Whilst leafing through my copy of the current Performance Car magazine, I couldn't help noticing this half page ad for a waterless detailing product (they also provide a valeting service, so I've purposely left off the contact info).

All seemed to be standard claims until I did a double take on point No.5

Not sure how they'd achieve this with a product of this type, but I'd love to see it demo'd.










Thought I'd scan it in for you all to see what your thoughts were? (constructive, not just "it'll be [email protected]" please :thumb


----------



## Relaited (Jan 27, 2009)

I could not find that claim on their website.

They say no Kerosene ... but not sure it is a water based product?

I do not prefer non water based "waterless" products. First it is not good for the environment, even though it does not hit the ground, there are still some "friendlier" products available. Second shipping ready to use costs more money and increases carbon output ... ship in concentrate is better, I think.

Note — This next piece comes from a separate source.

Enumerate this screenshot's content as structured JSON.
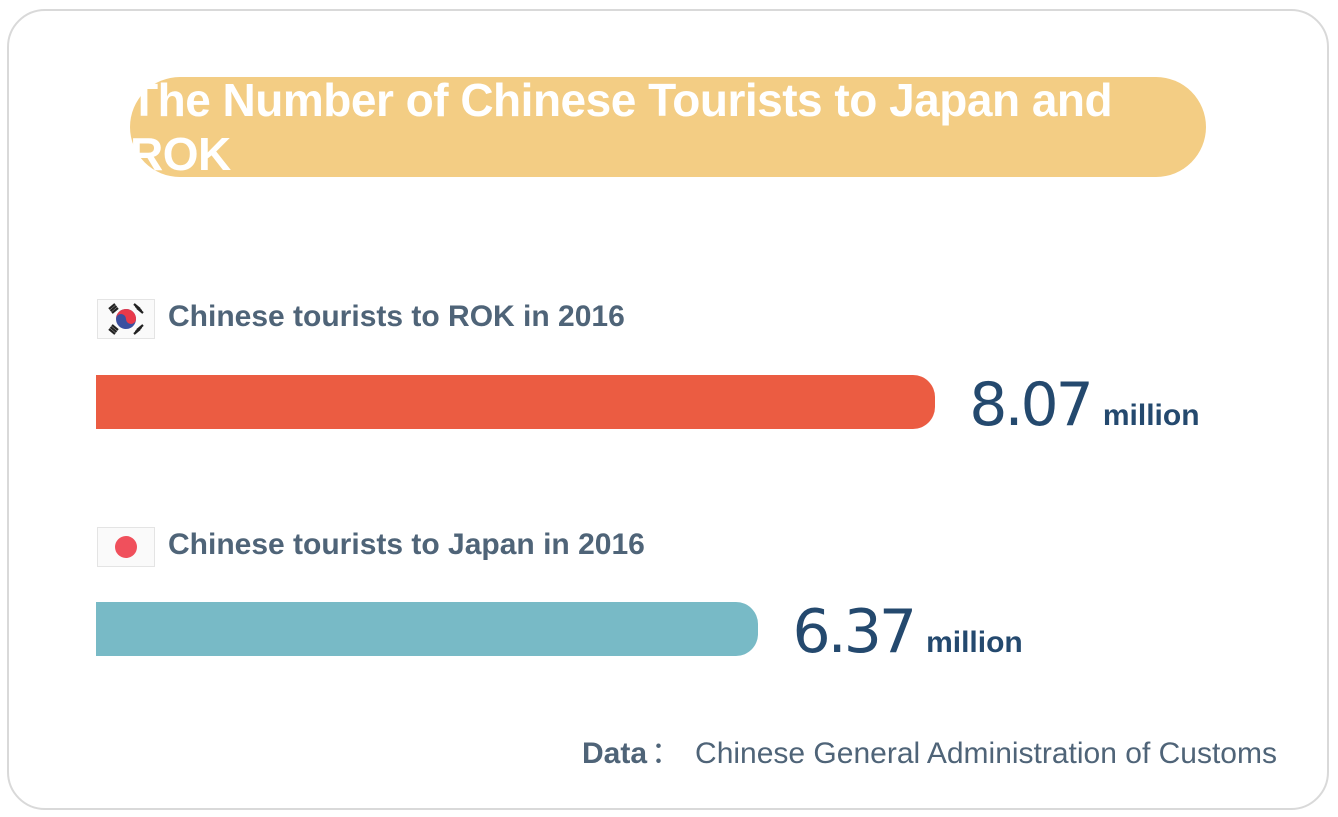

However, this is a wash ... with benefits. If it does have fillers, and you are washing, then isn't that OK? Isn't that a benefit? And no, the product is not introducing them, then hiding them.

-jim


----------



## VIPER (May 30, 2007)

I couldn't find the swirl repair claim on the site either, but it's there as a clear statement in a national magazine, so they have to be able to back it up I guess. 

Depends on how they're defining 'repair' I suppose, doesn't it - 'repair' in how we'd all think about it as a removal, or 'repair' as in filling and hiding it?


----------



## Daragh (Sep 11, 2006)

I'd say that as the Carnauba wax element might disguise very light marring (slightly), that is the angle they are coming at.

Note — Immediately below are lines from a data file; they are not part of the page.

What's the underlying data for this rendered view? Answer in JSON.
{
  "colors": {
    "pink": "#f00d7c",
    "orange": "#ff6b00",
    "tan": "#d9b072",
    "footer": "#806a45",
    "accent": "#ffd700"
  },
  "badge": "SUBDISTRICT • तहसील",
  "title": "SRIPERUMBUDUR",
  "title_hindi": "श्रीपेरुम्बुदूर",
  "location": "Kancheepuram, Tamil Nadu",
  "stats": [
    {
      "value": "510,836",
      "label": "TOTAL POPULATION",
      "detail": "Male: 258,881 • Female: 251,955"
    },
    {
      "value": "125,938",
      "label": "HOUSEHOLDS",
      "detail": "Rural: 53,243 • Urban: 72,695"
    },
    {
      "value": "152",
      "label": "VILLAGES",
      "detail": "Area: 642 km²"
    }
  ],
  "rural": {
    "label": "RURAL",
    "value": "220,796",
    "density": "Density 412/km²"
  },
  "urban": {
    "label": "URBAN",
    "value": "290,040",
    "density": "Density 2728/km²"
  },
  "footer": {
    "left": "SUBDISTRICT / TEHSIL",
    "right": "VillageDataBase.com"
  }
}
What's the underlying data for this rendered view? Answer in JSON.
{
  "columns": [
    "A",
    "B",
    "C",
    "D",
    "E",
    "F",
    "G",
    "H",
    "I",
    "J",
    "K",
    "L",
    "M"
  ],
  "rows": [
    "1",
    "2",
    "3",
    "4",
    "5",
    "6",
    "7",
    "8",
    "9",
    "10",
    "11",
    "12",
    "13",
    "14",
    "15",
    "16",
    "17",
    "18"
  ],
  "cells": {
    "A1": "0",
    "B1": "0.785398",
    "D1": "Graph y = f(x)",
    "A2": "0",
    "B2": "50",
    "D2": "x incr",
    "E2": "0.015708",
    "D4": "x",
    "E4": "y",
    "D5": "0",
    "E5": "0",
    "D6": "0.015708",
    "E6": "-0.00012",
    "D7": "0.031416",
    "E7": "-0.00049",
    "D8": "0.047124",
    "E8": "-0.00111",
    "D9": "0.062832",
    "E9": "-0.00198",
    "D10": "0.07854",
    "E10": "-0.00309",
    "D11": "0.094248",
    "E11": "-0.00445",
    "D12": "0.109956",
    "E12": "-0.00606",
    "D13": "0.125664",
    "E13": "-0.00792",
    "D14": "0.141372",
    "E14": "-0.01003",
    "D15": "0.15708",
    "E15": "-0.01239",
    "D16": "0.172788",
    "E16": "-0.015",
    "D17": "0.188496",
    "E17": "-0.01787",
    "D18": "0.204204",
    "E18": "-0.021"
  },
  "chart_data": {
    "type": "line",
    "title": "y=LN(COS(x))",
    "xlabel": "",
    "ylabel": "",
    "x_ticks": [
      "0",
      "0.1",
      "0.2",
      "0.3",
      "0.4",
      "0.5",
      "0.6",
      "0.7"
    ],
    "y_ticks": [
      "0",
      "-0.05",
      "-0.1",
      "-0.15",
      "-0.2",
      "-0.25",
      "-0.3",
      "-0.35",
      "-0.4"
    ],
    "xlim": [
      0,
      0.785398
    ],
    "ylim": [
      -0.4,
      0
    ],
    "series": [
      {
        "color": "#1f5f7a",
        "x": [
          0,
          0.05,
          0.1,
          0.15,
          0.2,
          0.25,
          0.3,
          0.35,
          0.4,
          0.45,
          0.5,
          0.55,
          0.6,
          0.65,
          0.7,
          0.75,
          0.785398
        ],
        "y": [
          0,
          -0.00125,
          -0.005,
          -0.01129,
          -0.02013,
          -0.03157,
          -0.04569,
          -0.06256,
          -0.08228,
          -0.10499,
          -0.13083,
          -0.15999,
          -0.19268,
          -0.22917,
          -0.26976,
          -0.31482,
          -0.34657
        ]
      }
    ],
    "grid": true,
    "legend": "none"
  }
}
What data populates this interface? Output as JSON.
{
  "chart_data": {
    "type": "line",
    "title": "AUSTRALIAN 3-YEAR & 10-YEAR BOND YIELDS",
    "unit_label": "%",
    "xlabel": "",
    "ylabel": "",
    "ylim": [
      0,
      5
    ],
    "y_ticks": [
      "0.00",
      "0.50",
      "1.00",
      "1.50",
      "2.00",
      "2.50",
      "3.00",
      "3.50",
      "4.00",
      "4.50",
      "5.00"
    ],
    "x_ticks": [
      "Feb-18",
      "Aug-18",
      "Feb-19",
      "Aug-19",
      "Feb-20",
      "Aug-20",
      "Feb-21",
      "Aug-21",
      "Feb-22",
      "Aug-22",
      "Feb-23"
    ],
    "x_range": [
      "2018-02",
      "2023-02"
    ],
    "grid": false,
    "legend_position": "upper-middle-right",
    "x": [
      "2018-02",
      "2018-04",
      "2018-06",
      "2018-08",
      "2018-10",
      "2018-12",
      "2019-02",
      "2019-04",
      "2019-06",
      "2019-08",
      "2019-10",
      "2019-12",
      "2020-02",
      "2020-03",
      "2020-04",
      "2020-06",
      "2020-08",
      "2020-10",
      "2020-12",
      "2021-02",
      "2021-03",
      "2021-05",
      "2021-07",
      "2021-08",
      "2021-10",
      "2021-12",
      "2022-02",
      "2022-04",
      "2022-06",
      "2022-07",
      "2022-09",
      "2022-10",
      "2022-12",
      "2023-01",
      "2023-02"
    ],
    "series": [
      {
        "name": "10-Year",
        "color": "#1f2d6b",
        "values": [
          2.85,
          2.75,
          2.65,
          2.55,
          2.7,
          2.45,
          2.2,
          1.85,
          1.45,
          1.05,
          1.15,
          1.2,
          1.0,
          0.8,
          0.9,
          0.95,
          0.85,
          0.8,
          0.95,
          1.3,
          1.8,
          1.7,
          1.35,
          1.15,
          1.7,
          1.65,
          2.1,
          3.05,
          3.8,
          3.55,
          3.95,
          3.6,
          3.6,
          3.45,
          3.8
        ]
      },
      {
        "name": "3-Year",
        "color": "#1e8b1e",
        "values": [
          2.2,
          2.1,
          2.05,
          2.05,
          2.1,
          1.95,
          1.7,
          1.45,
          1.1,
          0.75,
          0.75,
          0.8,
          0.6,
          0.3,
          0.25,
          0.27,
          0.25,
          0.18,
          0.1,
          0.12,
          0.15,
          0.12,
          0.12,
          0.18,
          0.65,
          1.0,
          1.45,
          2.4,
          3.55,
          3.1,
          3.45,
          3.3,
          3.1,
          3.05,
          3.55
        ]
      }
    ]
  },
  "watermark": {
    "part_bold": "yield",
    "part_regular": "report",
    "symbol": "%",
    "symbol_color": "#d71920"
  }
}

http://nowet.com/thegreenwaylabel.htm


----------



## Jakedoodles (Jan 16, 2006)

It's the fillers that no doubt add to the weight of the claim it repairs swirl marks. These products are by nature, from experience, very very filler heavy.


----------



## Bigpikle (May 21, 2007)

there are several types of so-called waterless products and some are kerosene based. Some have a pummice and clay content to do the hiding and polishing it also claims - although I have havent seen this product so have no idea how it performs or whats in it???

Its interesting to see some of these products when left to settle out though - its like 3 different products in suspension.


----------



## caledonia (Sep 13, 2008)

Just to back up what has already been said.

This product did not make it though the initial tests, as I think you can see why.
Full of fillers. which has separated.
I will not name this product or brand. So I tried to disguise it.


















Gordon


----------



## Daragh (Sep 11, 2006)

The colour gives the brand away 

Clay sinking to the bottom.


----------



## Dream Machines (Mar 13, 2006)

is pumice an abrasive?
clay definately would fill


----------



## caledonia (Sep 13, 2008)

Daragh said:


> The colour gives the brand away
> 
> Clay sinking to the bottom.


I have a few on the shelves that are this colour. Not all of them are available in the UK though.

I picked one of the shelf that there was a few variants. :thumb:


----------



## PJS (Aug 18, 2007)

Dream Machines said:


> is pumice an abrasive?
> clay definately would fill


Has to be since you buy a pumice stone to remove hard skin from your feet/heels.


----------



## Bigpikle (May 21, 2007)

Dream Machines said:


> is pumice an abrasive?
> clay definately would fill


I believe that pumice helps with cleaning and is also likely to fill somewhat, along with the clay content.


----------



## Porta (Jan 3, 2007)

Dream Machines said:


> is pumice an abrasive?
> clay definately would fill


Pumice is abrasive.


----------